According to the Global Entrepreneurship Monitor (GEM) 2015, SMEs contribute 36% to South Africa’s GDP, but starting a new business in not an easy task, especially in a country which has a World Bank ‘Starting a Business’ rating of 131 out of 190.

“Starting a new business can be an exhilarating experience, but it requires careful planning and the ability to keep several balls in the air simultaneously. Understanding some of the common pitfalls small business owners encounter along the way can help new them succeed where others have not.”


Understanding the broader business context

Local and global economies are in a constant state of flux. Services and products that are in high demand today might become redundant tomorrow. Pricing can change at the drop of a hat. Anyone looking to start a new business needs to know what the economy is doing, both locally and globally.

Du Preez, says many start-ups operate in a silo. “Start-ups can be so caught up in the day to day running of their businesses that they take their eyes off the bigger picture. This can be devastating for a small business, particularly those operating in volatile markets. It can also lead to missed opportunities.”

Subscribing to industry newsletters and business publications (online or otherwise) is one way to remain in the know, while networking at industry or business events is another. “New business owners are often so busy that it is hard to find the time to attend a conference or read the newspaper, but not doing so could result in a fatal blow for the business,” adds du Preez.

Next, business owners need to pay attention to what is happening in the business. “It is important to try and create a balance between all tasks, maybe outsourcing some of the administrative tasks to so that they can focus on growing the business,” says du Preez.


Planning and managing finances

A common mistake made by new business owners is to get caught up in the excitement of starting a new operation and not put enough effort into planning and managing their finances properly.

Du Preez says small businesses are often started with limited funds. “If these are not managed properly, the business can encounter problems such as not being able to make repayments or pay employees on time.”

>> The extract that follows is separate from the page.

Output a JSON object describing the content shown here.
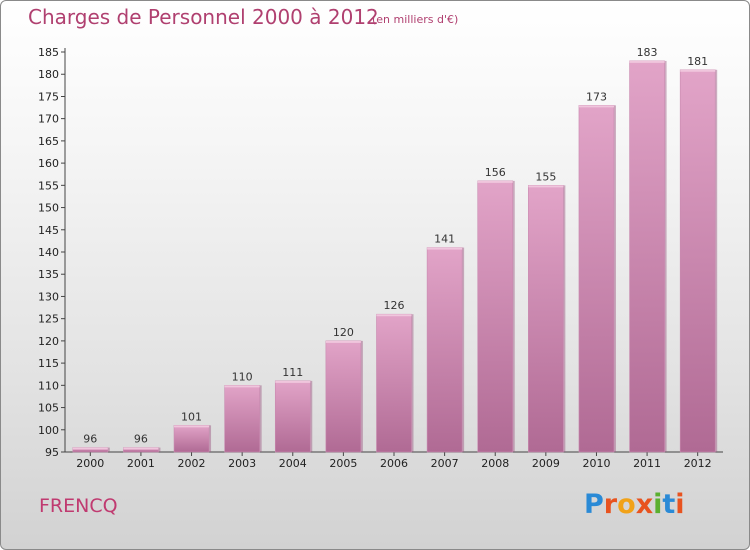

She says small business owners would do well to outsource their financial function to experts. “By getting financial specialists to help with the finances, including budgeting, cash-flow planning and monthly reporting, business owners can spend more time on keeping their customers happy and following up on new business leads.”

Du Preez says managing cash flow is one of the greatest challenges experienced by first-time business owners. “I have witnessed several new business owners rush to buy themselves an expensive new vehicle with the funding they receive for their businesses.

“If they had enlisted the services a financially responsible person to advise them on the prudent use of their funding from the outset, they would have avoided this type of mistake.”


Getting to grips with the regulatory environment

Du Preez says people looking to start their own businesses can encounter hurdles when trying to obtain the necessary permits and licences from government. “While government has tried to enhance new business development in South Africa, there are still areas where bureaucratic requirements can be onerous. Potential new business owners need to be cognisant of this and build contingency measures into their business plans.”

Notably, everything may be going well for start-ups in the first months of business until the South African Revenue Services (SARS) comes knocking. “It is really surprising how many business owners relegate tax returns to a list of not-so-important-things-to-do while they focus on getting their operations off the ground. Administration tends to fall behind and suddenly they are faced with a tax bill they had not anticipated.”

In addition, many new business owners fail to brush up on the country’s labour laws. “South Africa’s labour laws make it difficult to lay people off if they are not performing or the business can no longer afford them. If business owners make the mistake of dismissing a staff member unfairly, they could be confronted with a CCMA hearing and having to pay several months’ worth of salaries,” notes du Preez.


Setting the business apart

SMEs tend of operate in highly competitive environments, so setting themselves apart is a priority.

Du Preez says when several businesses offer the same service or product, it is important to stand out in the crowd. “Businesses can do this by identifying and leveraging their unique selling points.

“It may seem like a given, but the importance of being attentive to customers and providing good service cannot be stressed enough. Becoming complacent can be the death-knell for a business operating in a fiercely competitive milieu.

“It is especially important to pay attention to repeat customers. They are the ones keeping the business going and it is important for start-ups to nurture their relationships with them,” concludes du Preez.